One of the issues of that mid-term election — or at least one of the things that our white supremacist president is trying to make an issue, since it’s red meat for his racist base — is the idea of just ending birthright citizenship, because who cares about the 14th Amendment, am I right? He proposed this idea during an interview with upstart news org Axios’ Jonathan Swan, for their new HBO newsmagazine show. And the way Swan handled that information was, as noted by The Intercept’s Biddle, troubling:

At one point, Swan cajoles him into explaining just how Trump might actually execute this unilateral change to the Constitution, prompting Trump to speculate that he might use an executive order. “Exactly!” exclaims Swan, so amped up that he is literally unable to stay in his seat. Palpably thrilled, Swan points an eager finger at the president. “Tell me more!” he says next, all too cheerily, as if he’s conducting a Q&A with The Avengers at Comic-Con — and not being given the opportunity to interrogate the president of the United States. Swan is literally grinning throughout: The feeling that a high-five is imminent is hard to shake off.

This is grotesque on the face of it. Politics — particularly the politics of the day — aren’t supposed to be fun, nor exciting, nor any other chipper keywords you might feed into Netflix on a rainy evening. American politics in our present day are anguishing, alienating, bitter, bleak, cynical, and hateful. To take this opportunity to challenge Trump on his immigration policies at this time — when, in just one example, there’s a very good argument to be made that these policies just led to the worst act of anti-Semitic carnage in American history — and not only squander it but enjoy it, that’s something worse than monstrous. “What a revolting display,” Splinter’s Libby Watson remarked. Watson also noted that “when the president says other countries don’t have birthright citizenship, which is a lie, Swan says nothing, and Axios’ story was only updated after publication to reflect that reality.” Revolting, indeed.

Mark Seals on the 30-year con of the fake Saudi prince.

If you’d like a break from politics, no worries: here’s the story of a lifelong grifter and how he took advantage of gullible people around the country. Oh, wait. Anyway, Vanity Fair‘s Mark Seals pens this riveting account of Anthony Enrique Gignac — “an ‘epic con artist’ for whom ‘no scheme is out of reach,’ according to a U.S. attorney” — and how he spent decades racking up millions of dollars in debt by pretending to be His Royal Highness Khalid bin al-Saud, a member of the Saudi Royal Family:

He lived in a penthouse on Fisher Island, the super-wealthy enclave that sprawls across 216 acres south of Miami. But he spent much of his life on his yacht and private jet, which he chronicled religiously on his Instagram account, Princedubai_07. There were pictures of Prince Alwaleed bin Talal, the fabulously wealthy grandson of the first Saudi king, whose major stakes in U.S. companies alone include Citigroup and Twitter. (“Uncle,” Khalid posted beside one photo.) “My new yacht,” he said in Instagram videos from his travels, “my plane,” and “my Ferrari.” There were endless posts of pieces of jewelry from his vast collection. “Birthday gifts from the fam,” he wrote alongside twin diamond watches draped over $10,000 bundles of cash. His star-struck followers couldn’t get enough. “Ohhh, lawdddd!” groaned one.
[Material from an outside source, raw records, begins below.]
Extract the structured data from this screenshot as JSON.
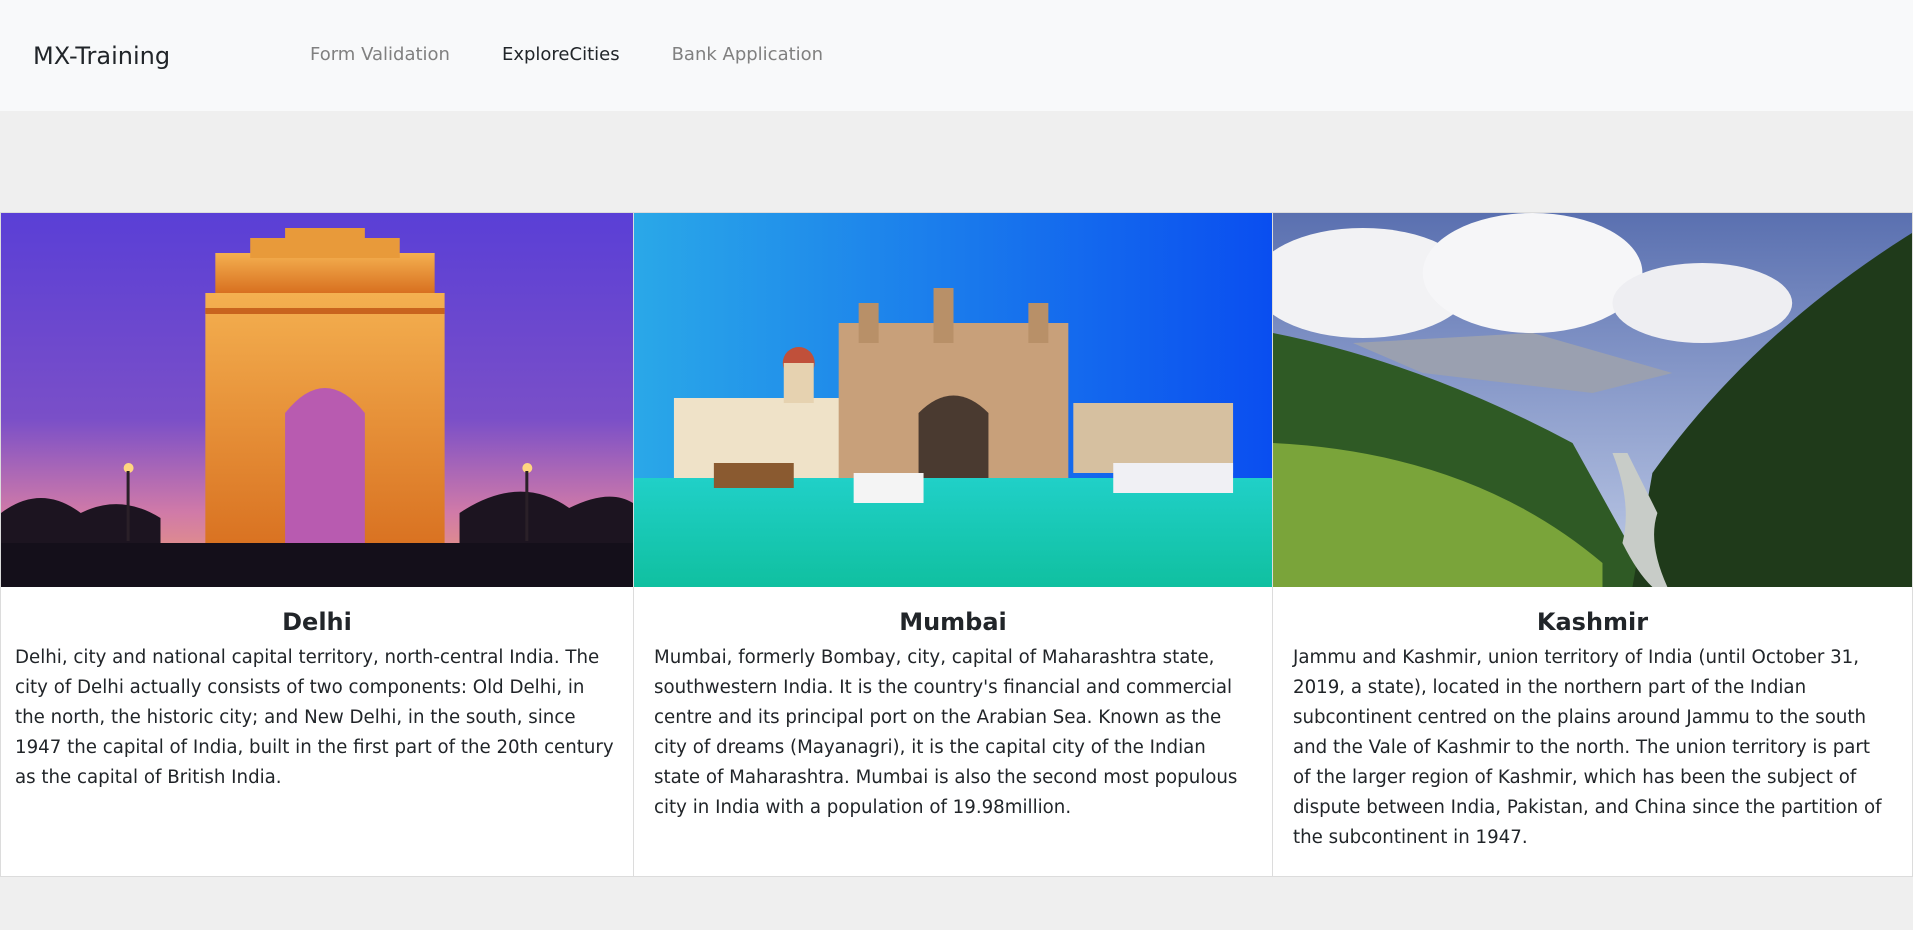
{
  "navbar": {
    "brand": "MX-Training",
    "links": [
      {
        "label": "Form Validation",
        "active": false
      },
      {
        "label": "ExploreCities",
        "active": true
      },
      {
        "label": "Bank Application",
        "active": false
      }
    ]
  },
  "cities": [
    {
      "name": "Delhi",
      "description": "Delhi, city and national capital territory, north-central India. The city of Delhi actually consists of two components: Old Delhi, in the north, the historic city; and New Delhi, in the south, since 1947 the capital of India, built in the first part of the 20th century as the capital of British India."
    },
    {
      "name": "Mumbai",
      "description": "Mumbai, formerly Bombay, city, capital of Maharashtra state, southwestern India. It is the country's financial and commercial centre and its principal port on the Arabian Sea. Known as the city of dreams (Mayanagri), it is the capital city of the Indian state of Maharashtra. Mumbai is also the second most populous city in India with a population of 19.98million."
    },
    {
      "name": "Kashmir",
      "description": "Jammu and Kashmir, union territory of India (until October 31, 2019, a state), located in the northern part of the Indian subcontinent centred on the plains around Jammu to the south and the Vale of Kashmir to the north. The union territory is part of the larger region of Kashmir, which has been the subject of dispute between India, Pakistan, and China since the partition of the subcontinent in 1947."
    }
  ],
  "colors": {
    "navbar_bg": "#f8f9fa",
    "page_bg": "#efefef",
    "active_link": "#212529",
    "inactive_link": "#808080"
  }
}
I had spent weeks tracing Khalid’s incredible trail before his e-mail arrived. “As you might know, my story is not what it looks like,” he wrote. “There is so much to tell and so much that needs to come to the light.”

He would tell his story exclusively to me, he promised, if I left out certain parts. Like so many of his offers, it was one that promised a wealth of opportunity, in return for very little. In the end, though, I decided to decline. Because Khalid wasn’t writing me from his yacht, or his penthouse on Fisher Island, or his father’s palace in Dubai, but from a cell at the Federal Detention Center in Miami, where he awaits trial on charges of fraud, traveling on a fake passport, impersonating a foreign official, and identity theft.